Führungsfeder

Führungsfedern in der Primärstufe ermöglichen die elastische Rad- und Achsführung gegenüber dem Drehgestellrahmen. Sie kombinieren definierte Quer‑ und Längssteifigkeit mit vertikaler Einfederung, übernehmen gleichzeitig Feder‑ und Dämpfungsaufgaben und sorgen für stabile Spurführung, reduzierte Schwingungen und tragen zu einem reduzierten Wartungsaufwand bei.

Anwendungsbereich

Typische Anwendungsbereiche von Führungsfedern in der Primärfederstufe finden sich überall dort, wo Achsen elastisch gegenüber dem Drehgestellrahmen geführt werden müssen. Sie werden vor allem in Straßenbahnen, Stadt- und U‑Bahnen, Niederflurfahrzeugen, aber auch in Regional- und Triebfahrzeugen mit leichten bis mittleren Achslasten eingesetzt.

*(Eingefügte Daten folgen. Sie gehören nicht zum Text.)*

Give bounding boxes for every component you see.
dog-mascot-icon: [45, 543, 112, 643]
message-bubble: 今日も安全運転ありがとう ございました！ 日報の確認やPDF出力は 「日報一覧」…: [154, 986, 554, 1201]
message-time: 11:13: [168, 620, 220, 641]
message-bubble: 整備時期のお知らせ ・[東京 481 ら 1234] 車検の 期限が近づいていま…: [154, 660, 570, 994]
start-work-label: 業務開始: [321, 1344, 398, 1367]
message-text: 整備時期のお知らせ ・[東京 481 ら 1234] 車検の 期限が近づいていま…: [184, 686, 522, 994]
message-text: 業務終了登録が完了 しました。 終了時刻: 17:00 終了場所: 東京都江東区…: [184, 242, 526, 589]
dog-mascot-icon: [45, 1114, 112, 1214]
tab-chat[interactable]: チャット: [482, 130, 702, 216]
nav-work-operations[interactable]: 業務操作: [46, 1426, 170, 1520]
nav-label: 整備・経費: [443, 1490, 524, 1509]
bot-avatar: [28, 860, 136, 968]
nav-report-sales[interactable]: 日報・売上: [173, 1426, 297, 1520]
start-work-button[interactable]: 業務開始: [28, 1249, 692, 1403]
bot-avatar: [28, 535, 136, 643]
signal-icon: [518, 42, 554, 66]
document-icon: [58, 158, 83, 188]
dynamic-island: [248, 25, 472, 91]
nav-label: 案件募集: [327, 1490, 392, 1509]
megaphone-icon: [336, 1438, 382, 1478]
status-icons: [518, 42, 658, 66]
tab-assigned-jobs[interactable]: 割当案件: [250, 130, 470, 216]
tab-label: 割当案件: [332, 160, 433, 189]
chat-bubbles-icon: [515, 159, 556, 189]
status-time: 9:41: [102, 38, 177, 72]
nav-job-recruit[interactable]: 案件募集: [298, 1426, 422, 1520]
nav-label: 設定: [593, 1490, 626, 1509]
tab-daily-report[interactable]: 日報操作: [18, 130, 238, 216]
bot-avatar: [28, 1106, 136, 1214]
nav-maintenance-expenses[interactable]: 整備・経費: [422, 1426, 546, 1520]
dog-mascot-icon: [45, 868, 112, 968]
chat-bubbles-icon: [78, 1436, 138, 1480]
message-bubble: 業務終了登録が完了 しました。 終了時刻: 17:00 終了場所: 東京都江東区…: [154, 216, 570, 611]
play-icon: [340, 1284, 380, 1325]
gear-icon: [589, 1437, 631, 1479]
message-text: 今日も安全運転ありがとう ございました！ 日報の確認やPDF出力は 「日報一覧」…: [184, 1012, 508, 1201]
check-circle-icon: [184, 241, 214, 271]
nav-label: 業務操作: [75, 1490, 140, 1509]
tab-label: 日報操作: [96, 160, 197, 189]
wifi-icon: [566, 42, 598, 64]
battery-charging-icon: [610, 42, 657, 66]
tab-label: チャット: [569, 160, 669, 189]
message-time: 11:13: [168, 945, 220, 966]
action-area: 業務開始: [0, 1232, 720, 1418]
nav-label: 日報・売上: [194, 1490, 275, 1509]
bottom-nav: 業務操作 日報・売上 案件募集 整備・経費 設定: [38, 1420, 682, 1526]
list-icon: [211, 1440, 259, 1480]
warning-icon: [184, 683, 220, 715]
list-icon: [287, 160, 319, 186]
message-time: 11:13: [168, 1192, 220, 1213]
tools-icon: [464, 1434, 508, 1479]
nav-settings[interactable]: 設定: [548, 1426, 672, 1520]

Besonders verbreitet sind sie in kompakten Drehgestellen, in denen Federung, Dämpfung und Radführung in möglichst wenigen Bauteilen kombiniert werden sollen.

Technische Details

Führungsfedern in der Primärfederstufe übertragen neben vertikalen und lateralen Lasten auch die beim Anfahren und Bremsen entstehenden longitudinalen Kräfte vom Radsatz auf den Drehgestellrahmen. Sie verfügen über hohe Schubsteifigkeiten, um Relativverdrehungen des Achslagers zu begrenzen, und werden häufig mit einer definierten Vorspannung eingebaut, um das nichtlineare Feder- und Dämpfungsverhalten des Elastomers zu stabilisieren. Zudem sind sie so ausgelegt, dass sie die frequenzabhängige Steifigkeit des Elastomers berücksichtigen, um unerwünschte Resonanzen zu vermeiden. Sie müssen hohe zyklische Lastwechsel über Millionen Lastspiele dauerhaft aufnehmen können. In der Regel handelt es sich um eine mehrschichtige Buchse, im Bedarfsfall mit nierenförmigen Aussparungen im Gummikörper zur Erzeugung definierter Längs- und Quersteifigkeiten.

Eigenschaften

Führungsfedern verfügen über eine hohe Alterungs- und Medienbeständigkeit des Elastomers. Sie weisen enge Toleranzen der Feder- und Steifigkeitskennwerte auf, so dass das dynamische Verhalten zwischen den beiden Radsatzlagern eines Drehgestells exakt abgestimmt bleibt. Die Baugruppen sind häufig fail‑safe ausgeführt, sodass bei einer Überlastung oder einem Schaden keine unkontrollierten Achsbewegungen auftreten. Die Geometrie wird abhängig von den fahrdynamischen Anforderungen so gestaltet, dass die Federkräfte linear oder gezielt progressiv wirken.